While misophonia can be tough to live with, there are ways to manage it. Here are some tips: 

 

  • Wear hearing protection 

Purchase good earplugs or earmuffs and make sure you always have them with you so you can protect yourself from trigger noises. Alpine hearing protection for concentration not only helps to maintain focus, but also provides relief from misophonia. Do you suffer from triggers especially in the evening or at night, such as from a snoring partner? Take a look at our earplugs for sleep. 
 

  • Limit stress 

Misophonia symptoms often worsen when you're stressed. Although stress isn’t always avoidable, you can manage it better with healthy habits: regular exercise, a nutritious diet, and good sleep. Techniques like deep breathing and progressive muscle relaxation can also help.
  

  • Seek professional help 

Seeing a specialist is highly recommended. Misophonia is often treatable with a multidisciplinary approach.

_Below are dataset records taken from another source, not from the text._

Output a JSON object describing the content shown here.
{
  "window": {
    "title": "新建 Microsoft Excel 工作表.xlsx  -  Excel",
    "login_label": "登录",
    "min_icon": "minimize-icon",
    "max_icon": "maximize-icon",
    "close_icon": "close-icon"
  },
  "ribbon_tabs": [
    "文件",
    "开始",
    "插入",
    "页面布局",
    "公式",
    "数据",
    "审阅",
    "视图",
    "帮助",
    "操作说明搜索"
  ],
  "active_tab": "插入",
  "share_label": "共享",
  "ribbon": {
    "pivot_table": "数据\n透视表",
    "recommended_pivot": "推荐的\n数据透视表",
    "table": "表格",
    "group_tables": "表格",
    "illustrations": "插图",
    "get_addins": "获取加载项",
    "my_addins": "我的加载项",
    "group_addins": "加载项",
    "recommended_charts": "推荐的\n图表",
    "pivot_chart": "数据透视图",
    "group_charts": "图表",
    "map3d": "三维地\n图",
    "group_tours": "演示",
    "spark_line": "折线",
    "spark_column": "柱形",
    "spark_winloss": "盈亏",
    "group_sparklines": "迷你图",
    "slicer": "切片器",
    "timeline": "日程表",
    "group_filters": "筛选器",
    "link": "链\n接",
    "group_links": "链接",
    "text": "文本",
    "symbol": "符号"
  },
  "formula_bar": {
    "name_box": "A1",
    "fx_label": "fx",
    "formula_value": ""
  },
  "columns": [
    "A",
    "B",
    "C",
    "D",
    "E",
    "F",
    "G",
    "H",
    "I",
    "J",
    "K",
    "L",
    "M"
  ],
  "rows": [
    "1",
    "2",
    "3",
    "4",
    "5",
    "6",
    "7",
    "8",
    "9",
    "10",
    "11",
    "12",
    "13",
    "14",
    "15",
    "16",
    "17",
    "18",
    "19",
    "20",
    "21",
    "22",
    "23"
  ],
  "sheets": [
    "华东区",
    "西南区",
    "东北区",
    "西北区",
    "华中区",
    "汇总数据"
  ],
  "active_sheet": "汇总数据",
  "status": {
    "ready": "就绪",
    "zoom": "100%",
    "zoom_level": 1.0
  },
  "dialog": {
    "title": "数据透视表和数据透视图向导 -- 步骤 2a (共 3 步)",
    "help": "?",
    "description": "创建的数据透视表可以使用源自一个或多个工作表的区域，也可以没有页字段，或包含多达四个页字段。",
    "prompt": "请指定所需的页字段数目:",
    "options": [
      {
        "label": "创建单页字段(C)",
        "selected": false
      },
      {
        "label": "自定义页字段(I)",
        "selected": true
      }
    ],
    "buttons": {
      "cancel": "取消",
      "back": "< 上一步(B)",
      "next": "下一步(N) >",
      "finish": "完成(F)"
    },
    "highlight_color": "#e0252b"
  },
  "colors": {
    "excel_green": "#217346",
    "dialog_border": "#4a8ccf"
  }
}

Cognitive Behavioral Therapy (CBT) has proven effective, helping people understand their reactions and develop coping strategies. Dialectical behaviour therapy (DBT) focuses on dealing with emotions through techniques such as mindfulness, emotional regulation and development of stress tolerance. In some cases, Tinnitus Retraining Therapy (TRT) has also been found to work well for misophonia; this involves learning to tolerate trigger sounds so they don't affect you as much. People who are frequently or quickly triggered can try a white noise device; this produces sounds designed to distract from triggers and reduce reactions. 
 

  • Share your experiences with other misophonia patients  

Feeling isolated? You’re not alone. A 2023 study found that about 18.4% of people in the United Kingdom live with misophonia - nearly 1 in 5! Of course, not everyone suffers equally, but there are numerous online communities where people with misophonia share their experiences and support each other. 
 

  • Talk about it with those closest to you 

It’s important to open up to close family and friends about your misophonia. Share your experiences and explain your triggers. A little understanding from loved ones can go a long way toward reducing conflict and making daily life easier. 

 

This article is for informational purposes only and does not replace medical advice. Have questions about your health? Contact a doctor or healthcare provider.